Publié le par Jean-Philippe Chognot

Delime.jpgLe campus de l’université Paul-Verlaine a accueilli hier la 4e journée régionale des Troubles envahissants du développement (TED).

Que sont les Troubles envahissants du développement ?
Alain DELIME, maître de conférence à Paul-Verlaine et organisateur de la journée des TED : « Cette dénomination n’est utilisée en France que depuis 2005 alors qu’elle existe depuis longtemps dans les pays scandinaves ou en Grande-Bretagne. Quelqu’un est atteint de troubles envahissants du développement lorsqu’il cumule deux des trois symptômes suivants : problèmes de communication, de relations sociales ou d’apprentissage. Les TED regroupent beaucoup de maladies comme l’autisme par exemple. Les parents de malades préfèrent l’appellation TED car l’autisme est un concept trop flou et connoté. »

Pourquoi avoir organisé cette journée ?
« L’objectif est de dépassionner le débat autour des Troubles envahissants du développement. Pour l’instant, cela s’apparente à un champ de bataille. C’est la guerre entre parents et professionnels, entre éducateurs et psychologues, entre psychologues et orthophonistes, etc. Il y a tellement d’obstacles, de préjugés, de peurs… L’idée de cette journée est de faire se rencontrer tous les acteurs dans un endroit neutre pour que cessent ces querelles de clocher. »

Quelles thèses s’affrontent ?
« D’un côté, il y a le clan psychiatrique et, de l’autre, le versant éducatif. Les uns soutiennent à tort que les TED sont de l’ordre de la psychose et les autres pensent qu’il faut miser sur l’apprentissage et l’éducation. »
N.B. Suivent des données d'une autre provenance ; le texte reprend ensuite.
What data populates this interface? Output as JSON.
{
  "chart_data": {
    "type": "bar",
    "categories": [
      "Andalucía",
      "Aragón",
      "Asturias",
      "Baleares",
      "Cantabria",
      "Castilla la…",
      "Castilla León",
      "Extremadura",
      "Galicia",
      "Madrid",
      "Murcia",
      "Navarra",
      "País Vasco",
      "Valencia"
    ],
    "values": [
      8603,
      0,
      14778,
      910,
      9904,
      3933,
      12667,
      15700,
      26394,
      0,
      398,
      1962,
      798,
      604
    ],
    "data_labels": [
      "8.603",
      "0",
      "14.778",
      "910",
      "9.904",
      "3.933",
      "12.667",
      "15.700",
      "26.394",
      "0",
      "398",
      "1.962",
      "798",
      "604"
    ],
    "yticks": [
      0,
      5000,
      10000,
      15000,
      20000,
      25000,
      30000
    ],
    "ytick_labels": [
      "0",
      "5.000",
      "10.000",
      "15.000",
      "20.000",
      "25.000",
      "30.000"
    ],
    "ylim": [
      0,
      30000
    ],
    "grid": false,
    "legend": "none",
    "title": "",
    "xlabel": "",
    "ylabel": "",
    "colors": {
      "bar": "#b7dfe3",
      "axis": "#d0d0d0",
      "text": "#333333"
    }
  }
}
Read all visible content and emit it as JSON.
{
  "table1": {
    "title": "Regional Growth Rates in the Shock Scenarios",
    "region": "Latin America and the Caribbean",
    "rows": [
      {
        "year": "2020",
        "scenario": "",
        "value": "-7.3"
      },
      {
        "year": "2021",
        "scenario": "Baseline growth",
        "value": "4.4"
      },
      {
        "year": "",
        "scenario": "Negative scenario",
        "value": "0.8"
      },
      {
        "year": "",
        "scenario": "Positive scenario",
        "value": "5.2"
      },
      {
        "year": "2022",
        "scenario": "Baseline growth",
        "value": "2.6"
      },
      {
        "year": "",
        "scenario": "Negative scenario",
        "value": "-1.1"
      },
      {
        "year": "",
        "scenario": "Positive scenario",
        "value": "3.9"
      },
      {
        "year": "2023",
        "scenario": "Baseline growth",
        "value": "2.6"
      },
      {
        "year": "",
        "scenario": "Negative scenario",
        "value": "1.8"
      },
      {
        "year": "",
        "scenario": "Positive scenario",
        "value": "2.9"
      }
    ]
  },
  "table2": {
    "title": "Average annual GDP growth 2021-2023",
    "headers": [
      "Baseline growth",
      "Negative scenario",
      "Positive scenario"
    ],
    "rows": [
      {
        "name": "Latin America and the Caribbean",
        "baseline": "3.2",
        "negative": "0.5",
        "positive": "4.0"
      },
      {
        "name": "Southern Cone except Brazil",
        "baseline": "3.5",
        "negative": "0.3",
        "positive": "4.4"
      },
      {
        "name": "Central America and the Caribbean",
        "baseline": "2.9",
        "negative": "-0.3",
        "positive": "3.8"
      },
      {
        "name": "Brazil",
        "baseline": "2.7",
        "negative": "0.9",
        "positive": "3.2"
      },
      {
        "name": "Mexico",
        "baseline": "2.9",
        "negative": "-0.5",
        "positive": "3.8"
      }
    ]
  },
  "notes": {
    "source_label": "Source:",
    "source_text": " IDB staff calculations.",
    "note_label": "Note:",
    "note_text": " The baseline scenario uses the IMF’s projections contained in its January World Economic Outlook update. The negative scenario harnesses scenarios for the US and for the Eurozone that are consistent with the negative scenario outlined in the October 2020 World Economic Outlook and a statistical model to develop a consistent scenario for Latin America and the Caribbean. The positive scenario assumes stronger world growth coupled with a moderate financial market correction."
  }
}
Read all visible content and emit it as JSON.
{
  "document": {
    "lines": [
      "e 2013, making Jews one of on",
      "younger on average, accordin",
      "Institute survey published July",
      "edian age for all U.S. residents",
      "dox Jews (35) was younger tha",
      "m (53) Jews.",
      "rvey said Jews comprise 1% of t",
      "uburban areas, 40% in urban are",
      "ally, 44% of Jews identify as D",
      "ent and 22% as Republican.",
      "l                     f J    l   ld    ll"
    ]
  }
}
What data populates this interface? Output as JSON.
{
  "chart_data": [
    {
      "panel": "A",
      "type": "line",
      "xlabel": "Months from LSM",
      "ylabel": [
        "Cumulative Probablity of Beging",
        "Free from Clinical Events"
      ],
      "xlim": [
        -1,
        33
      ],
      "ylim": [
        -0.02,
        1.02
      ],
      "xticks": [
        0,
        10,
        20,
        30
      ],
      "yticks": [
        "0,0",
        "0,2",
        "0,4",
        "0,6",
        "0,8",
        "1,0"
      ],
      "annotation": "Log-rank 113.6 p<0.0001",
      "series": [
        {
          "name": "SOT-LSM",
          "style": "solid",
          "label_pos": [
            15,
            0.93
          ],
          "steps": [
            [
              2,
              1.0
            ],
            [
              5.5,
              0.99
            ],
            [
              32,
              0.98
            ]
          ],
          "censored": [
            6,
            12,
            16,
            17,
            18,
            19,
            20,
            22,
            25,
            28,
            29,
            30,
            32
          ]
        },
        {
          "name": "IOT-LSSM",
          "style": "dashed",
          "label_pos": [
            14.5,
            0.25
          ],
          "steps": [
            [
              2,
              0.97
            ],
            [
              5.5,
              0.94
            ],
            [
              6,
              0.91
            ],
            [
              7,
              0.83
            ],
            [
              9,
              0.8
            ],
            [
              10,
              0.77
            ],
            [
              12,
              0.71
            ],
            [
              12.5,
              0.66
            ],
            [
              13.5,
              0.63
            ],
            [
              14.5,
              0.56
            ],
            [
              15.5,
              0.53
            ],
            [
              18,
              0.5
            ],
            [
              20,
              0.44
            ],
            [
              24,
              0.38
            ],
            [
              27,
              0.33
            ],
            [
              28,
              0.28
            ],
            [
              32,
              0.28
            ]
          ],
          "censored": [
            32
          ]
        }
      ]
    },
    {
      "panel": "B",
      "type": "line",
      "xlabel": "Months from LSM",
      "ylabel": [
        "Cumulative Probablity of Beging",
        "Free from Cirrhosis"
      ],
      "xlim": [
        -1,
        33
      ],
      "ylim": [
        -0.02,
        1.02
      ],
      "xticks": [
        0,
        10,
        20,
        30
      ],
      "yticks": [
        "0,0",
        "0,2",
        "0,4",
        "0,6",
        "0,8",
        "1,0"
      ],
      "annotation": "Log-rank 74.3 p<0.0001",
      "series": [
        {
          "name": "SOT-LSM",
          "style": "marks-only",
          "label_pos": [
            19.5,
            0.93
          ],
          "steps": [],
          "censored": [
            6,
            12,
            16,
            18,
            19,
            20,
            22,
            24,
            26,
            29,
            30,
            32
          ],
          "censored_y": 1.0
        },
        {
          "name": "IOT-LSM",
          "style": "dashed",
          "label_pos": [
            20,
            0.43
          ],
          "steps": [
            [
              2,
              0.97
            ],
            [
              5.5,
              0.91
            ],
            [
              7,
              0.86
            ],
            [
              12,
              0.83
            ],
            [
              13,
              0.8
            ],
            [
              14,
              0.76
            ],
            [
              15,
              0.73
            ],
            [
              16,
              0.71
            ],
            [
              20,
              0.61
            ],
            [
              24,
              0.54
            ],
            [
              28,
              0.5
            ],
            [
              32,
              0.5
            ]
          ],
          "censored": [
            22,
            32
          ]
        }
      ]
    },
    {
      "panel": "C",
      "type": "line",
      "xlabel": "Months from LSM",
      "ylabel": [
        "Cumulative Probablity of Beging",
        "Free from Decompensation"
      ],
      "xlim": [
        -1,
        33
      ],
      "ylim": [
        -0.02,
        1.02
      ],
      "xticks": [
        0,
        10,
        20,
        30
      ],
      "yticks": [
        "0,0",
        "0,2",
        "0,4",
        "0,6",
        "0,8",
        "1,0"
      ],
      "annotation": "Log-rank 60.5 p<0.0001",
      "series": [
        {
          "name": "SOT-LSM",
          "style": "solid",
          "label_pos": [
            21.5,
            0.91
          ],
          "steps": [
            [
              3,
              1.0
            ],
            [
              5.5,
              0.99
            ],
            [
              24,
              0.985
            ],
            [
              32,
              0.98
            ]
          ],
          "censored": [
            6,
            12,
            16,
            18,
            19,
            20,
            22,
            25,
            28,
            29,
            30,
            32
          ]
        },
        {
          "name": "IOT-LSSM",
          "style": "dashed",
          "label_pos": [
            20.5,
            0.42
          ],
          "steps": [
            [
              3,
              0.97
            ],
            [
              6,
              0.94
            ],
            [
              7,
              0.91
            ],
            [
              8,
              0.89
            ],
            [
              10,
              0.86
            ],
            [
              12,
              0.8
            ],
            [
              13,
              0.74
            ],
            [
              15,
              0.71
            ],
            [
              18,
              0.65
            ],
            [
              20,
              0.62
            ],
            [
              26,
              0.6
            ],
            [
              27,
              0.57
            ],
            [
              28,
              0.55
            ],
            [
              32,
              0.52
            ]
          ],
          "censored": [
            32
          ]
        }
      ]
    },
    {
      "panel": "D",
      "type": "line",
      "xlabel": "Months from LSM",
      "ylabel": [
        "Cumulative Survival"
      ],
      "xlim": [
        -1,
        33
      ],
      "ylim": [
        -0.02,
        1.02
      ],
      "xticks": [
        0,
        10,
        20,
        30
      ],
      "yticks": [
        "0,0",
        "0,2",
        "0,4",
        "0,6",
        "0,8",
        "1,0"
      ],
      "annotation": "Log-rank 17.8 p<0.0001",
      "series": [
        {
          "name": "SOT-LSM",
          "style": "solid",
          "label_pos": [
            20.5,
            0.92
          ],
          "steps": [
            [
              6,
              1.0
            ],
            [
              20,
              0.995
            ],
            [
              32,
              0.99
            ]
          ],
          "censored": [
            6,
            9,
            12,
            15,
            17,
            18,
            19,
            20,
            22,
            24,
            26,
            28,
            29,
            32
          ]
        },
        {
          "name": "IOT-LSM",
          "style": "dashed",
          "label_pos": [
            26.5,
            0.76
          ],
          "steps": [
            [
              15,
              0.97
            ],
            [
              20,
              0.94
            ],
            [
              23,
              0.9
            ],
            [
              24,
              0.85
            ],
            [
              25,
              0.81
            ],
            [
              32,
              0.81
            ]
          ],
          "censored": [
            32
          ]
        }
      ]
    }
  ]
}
Pourquoi vous intéressezvous à ces troubles ?
« Je mène ce combat parce que mon fils est atteint par le syndrome de l’X-fragile. Cela lui cause des problèmes de communication et de relationnel. Au quotidien, nous sommes confrontés à de nombreux obstacles. Par exemple, il y a beaucoup de problèmes concernant la prise en charge des enfants à l’école. L’Education nationale a peur et n’embauche pas assez d’auxiliaires de vie scolaire (AVS) pour les accompagner. Pourtant, c’est important de permettre aux enfants atteints de TED d’évoluer dans un milieu scolaire. S’ils sont isolés, leurs difficultés communicationnelles ne peuvent que se renforcer. »

Propos recueillis par Jean-Philippe Chognot


Article publié dans Le Républicain Lorrain, édition de Metz-Orne, du 11/03/2010, en page 4.